Calculated primary crystallization fields for Mg-Al-Mn alloys (dashed line) and quaternary Mg-Al-Mn-Zn with 1% Zn. The square mark indicates the composition of the AZ31 alloy. From Ref 27

For the following simulation of constrained directional growth a temperature gradient G = 10 K/mm in vertical direction and a growth velocity of 9 mm/min were chosen, the width of the calculation domain is 2 mm. To verify the reproduction of anisotropic behavior initial seeds with three different orientations were set (0°, 15°, 30° disorientation to the temperature gradient). The given situation leads to complex dendritic structures, with the local growth orientations being physically predefined by the hexagonal anisotropy and the individual grain orientations. Figure 5 shows the resulting microstructure after 23 s of growth. Significantly the angles between dendrite stem and arms are 60° because of the hexagonal structure of the crystal lattice of Magnesium. The evaluated growth orientations are in good agreement with the expected values, with a maximum deviation of 2-3°, which proves not only the functionality of the anisotropy formulation, but also the fact that unwanted numerical grid anisotropy has been reduced to a high degree,[27] though it can never been fully avoided in Phase-Field simulation. A rough comparison between simulations and experiments shows that the primary spacing differs by approximately a factor of two, which may be due to the fact that the evaluated simulations were far from a steady state or due to an incorrect surface energy and stiffness of the solid-liquid interface, for which no reliable data are available. Nevertheless, the simulations show the right order of magnitude for the scale of the microstructure, dependent on the growth conditions as prescribed by temperature gradient and cooling rate and interdendritic segregation of solute which follows closely the partitioning as calculated from the database information.

Fig. 5
figure 5

Simulations of directional growth of AZ31 in comparison with experiments[28] shall serve for calibration of inaccurate material data and as benchmark for anisotropic behavior. Calculation by MICRESS[25]

Conclusions

A Phase-Field model coupled to CALPHAD databases is presented shortly. Its main feature is the use of a quasi-equilibrium construction for the partitioning of a solute at interphases and a \({\Delta G_{\upalpha \upbeta}}\) offset between the tangent lines on the Gibbs energy curves, that defines the kinetic driving force of the interphase motion. Some issues related to the use of standard CALPHAD data bases within this scheme are discussed, that are:

  • Reliability of Gibbs energies in metastable regions and metastable extensions of equilibrium lines.

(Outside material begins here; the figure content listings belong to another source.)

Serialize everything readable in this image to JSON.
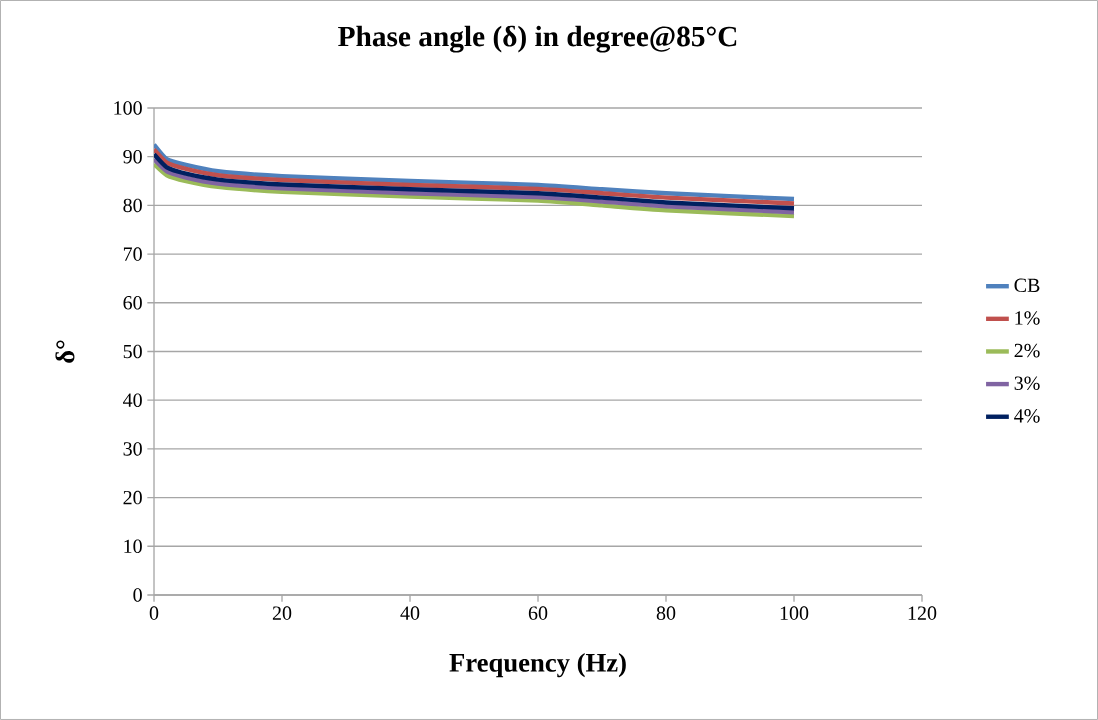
{
  "chart_data": {
    "type": "line",
    "title": "Phase angle (δ) in degree@85°C",
    "xlabel": "Frequency (Hz)",
    "ylabel": "δ°",
    "x": [
      0,
      2,
      5,
      10,
      20,
      40,
      60,
      70,
      80,
      100
    ],
    "series": [
      {
        "name": "CB",
        "color": "#4f81bd",
        "values": [
          92.5,
          89.5,
          88.3,
          87,
          86,
          85,
          84.2,
          83.3,
          82.5,
          81.3
        ]
      },
      {
        "name": "1%",
        "color": "#c0504d",
        "values": [
          91.5,
          88.8,
          87.5,
          86.2,
          85.2,
          84.2,
          83.4,
          82.5,
          81.6,
          80.4
        ]
      },
      {
        "name": "2%",
        "color": "#9bbb59",
        "values": [
          88.5,
          86.2,
          85,
          83.8,
          82.8,
          81.8,
          81,
          80,
          79,
          77.8
        ]
      },
      {
        "name": "3%",
        "color": "#8064a2",
        "values": [
          89.5,
          87,
          85.7,
          84.5,
          83.5,
          82.5,
          81.7,
          80.8,
          79.8,
          78.6
        ]
      },
      {
        "name": "4%",
        "color": "#002060",
        "values": [
          90.5,
          87.8,
          86.5,
          85.3,
          84.3,
          83.3,
          82.5,
          81.6,
          80.6,
          79.4
        ]
      }
    ],
    "xlim": [
      0,
      120
    ],
    "xticks": [
      0,
      20,
      40,
      60,
      80,
      100,
      120
    ],
    "ylim": [
      0,
      100
    ],
    "yticks": [
      0,
      10,
      20,
      30,
      40,
      50,
      60,
      70,
      80,
      90,
      100
    ],
    "grid": "y",
    "legend": "right",
    "marker": "none",
    "line_style": "solid"
  }
}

  • Easy and consistent identification of the individual phases by their ordering status.

  • Splitting the Gibbs energy of a phase with a miscibility gap into two hypothetical Gibbs energies.

Applications in solidification of a Ni-base alloy with formation if interdendritic \({\upgamma^{\prime}}\) and solidification of AZ31 Mg alloy, using a newly assessed database are demonstrated.